The VU Google Drive account is only recommended for collaboration purposes, such as shared work documents or presentations. It should not be used for the storage of research data unless you are certain that the data are “Blue”, and even then, there are better alternatives that allow you more control over your data.

Encrypted Portable Storage

Encrypted portable storage is always a temporary solution. Its primary use is for the physical transport of data from a data collection site.

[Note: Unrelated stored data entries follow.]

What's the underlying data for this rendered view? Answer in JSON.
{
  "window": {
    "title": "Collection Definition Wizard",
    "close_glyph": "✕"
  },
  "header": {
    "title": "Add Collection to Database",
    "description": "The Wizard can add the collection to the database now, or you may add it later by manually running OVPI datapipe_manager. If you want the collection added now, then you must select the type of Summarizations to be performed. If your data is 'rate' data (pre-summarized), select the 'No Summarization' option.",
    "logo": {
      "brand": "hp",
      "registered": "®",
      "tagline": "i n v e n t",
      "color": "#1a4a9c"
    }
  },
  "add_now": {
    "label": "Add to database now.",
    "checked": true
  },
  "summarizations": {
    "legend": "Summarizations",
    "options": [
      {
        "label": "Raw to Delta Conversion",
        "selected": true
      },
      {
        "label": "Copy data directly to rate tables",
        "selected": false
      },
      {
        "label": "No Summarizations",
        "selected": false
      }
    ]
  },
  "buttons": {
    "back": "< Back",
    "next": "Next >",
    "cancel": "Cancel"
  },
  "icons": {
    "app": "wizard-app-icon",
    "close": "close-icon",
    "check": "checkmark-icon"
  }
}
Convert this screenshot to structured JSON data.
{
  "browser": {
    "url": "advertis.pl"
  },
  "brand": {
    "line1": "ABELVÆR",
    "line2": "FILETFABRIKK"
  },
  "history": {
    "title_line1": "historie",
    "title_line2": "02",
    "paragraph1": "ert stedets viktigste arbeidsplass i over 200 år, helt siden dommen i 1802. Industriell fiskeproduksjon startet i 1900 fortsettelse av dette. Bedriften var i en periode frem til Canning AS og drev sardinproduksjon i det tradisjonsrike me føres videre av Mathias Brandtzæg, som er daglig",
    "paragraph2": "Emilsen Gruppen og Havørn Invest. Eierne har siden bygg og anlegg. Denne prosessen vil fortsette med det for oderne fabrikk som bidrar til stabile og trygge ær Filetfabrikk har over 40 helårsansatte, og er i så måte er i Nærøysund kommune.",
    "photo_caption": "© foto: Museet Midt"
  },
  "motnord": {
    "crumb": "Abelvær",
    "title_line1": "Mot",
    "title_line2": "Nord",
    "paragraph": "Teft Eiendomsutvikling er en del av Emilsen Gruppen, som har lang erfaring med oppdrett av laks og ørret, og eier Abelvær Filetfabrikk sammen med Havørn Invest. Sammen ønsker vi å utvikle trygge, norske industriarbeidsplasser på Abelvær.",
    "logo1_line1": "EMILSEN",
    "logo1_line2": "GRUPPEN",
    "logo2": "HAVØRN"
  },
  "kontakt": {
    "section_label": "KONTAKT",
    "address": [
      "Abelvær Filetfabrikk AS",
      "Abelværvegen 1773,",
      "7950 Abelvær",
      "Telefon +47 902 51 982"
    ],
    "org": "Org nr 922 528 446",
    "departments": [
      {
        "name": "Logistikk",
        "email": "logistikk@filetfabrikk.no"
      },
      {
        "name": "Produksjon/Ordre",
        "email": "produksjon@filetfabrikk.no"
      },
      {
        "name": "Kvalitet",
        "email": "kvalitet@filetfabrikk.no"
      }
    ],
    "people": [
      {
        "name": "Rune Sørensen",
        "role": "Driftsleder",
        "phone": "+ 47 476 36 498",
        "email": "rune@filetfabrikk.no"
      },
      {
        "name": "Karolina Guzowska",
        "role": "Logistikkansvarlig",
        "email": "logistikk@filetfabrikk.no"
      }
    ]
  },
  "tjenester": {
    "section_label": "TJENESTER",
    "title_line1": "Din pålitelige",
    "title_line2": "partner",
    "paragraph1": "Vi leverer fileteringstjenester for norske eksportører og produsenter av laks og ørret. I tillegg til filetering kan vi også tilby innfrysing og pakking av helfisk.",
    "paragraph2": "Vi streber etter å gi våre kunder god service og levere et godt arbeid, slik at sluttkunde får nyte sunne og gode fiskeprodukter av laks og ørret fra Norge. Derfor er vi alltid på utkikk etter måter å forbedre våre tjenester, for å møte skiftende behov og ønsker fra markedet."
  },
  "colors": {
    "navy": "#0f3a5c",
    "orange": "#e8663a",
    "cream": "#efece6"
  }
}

Additional Tips for Data Storage

  • You will often have several data assets each with its own privacy risk categorization. If you are storing all of these files in one storage location, choose the storage option that protects the data with the highest privacy risk. If a higher-risk data asset can be used to re-identify the research subjects in a lower-risk de-identified dataset (e.g. a key file (higher-risk) that can identify subjects in your pseudonymized questionnaires(lower-risk)) you should:
    • Store the higher risk data in a separate storage location from the lower risk data, or
    • If the higher risk data must be stored in the same location as the lower risk data, encrypt the higher risk dataset. Also store the higher risk data in a folder that is separate from the other lower-risk data and ensure that this folder can only be accessed by those who absolutely need to view the higher-risk data.
  • Make use of data de-identification methods to lower the privacy risks of your processed data. Your raw data will probably still need to be stored at a higher level of security, but if you lower the privacy risks of your processed data by de-identifying it, you will have more storage options for the processed data.